そう声をかけられ、振り向くと槙也がいた。


「なんだ、お前か」


「なんだとはひどい言いようだな。これでも挨拶したのだから何か返すべきなのではないかと思うが、どうだろう?」


 言っていることは正しいのだが、お前こそ言い方を考えたらどうなんだと思うが言葉にせず、挨拶を返す。


「おはよう。で、今度はなんのようだ」


「用がなければ喋りに来てはいけないのかい?君がそう望むならそうするが、そんなことでは一生友人ができないぞ?」


 ムカッと来た。


「友達ぐらいいるし!10人ぐらいいるし!お前こそそんなんじゃ友達できないぞ!」


 つい感情的に喋ってしまった。子供っぽいことをしてしまい、とても恥ずかしくなり周りの様子を伺う。運がいいことに周りの視線がこちらに向いていないようだ。いや、全員が全く同じ方向、教室の廊下を向いており、こちらに耳を傾けてすらいないようだった。

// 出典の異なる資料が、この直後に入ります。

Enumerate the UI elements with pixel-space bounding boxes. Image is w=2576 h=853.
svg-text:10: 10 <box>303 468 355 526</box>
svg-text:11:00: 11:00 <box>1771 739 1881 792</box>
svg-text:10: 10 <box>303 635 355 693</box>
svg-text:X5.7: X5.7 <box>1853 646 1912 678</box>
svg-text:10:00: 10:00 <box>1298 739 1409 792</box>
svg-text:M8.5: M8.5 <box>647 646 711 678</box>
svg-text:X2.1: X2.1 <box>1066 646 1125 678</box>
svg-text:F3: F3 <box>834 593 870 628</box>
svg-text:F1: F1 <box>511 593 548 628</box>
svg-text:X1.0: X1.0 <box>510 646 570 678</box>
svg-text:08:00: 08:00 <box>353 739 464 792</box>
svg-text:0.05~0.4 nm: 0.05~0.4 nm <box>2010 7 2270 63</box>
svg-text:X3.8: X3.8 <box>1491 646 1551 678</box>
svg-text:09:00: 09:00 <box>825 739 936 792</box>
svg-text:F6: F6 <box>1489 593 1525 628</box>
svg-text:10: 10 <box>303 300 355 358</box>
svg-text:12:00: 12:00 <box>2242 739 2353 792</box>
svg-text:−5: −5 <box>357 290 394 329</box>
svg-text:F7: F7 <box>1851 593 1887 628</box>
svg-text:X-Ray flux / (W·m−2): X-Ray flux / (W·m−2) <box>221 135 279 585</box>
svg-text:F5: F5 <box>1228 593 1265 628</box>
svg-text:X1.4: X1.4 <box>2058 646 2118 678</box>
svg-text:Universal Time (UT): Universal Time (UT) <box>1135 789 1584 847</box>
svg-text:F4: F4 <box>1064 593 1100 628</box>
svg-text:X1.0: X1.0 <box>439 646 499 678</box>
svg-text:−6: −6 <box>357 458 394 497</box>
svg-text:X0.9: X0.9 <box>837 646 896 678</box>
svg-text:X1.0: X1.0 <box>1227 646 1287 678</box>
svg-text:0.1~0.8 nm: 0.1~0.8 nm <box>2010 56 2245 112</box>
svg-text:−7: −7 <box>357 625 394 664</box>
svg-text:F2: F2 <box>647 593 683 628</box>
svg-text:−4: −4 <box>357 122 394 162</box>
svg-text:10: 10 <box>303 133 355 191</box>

 槙也に視線を送ると、槙也すら同じ方向を向いているので、何があるのか気になり俺も同じ方向を向くがそこには何もなかった。

 すると、喧騒が戻り始め、槙也に何があったのか聞くことにする。


「おい、槙也。さっきお前何を見てたんだ?」


「あ、あぁ、とてつもない美少女から廊下を歩いていたんだ。しかし、あれだけの美貌を持っていたなら昨日の時点で騒ぎになっていたはずだが、来ていなかったのか?」


 とてつもない美少女?

 非常に興味をそそられる。今すぐ見に行きたいのだが、生憎チャイムがなったので辞めることにした。

 そういえばあの状況でも『白』と呼ばれる少女は身動き一つせず読書していた。ある意味すごい。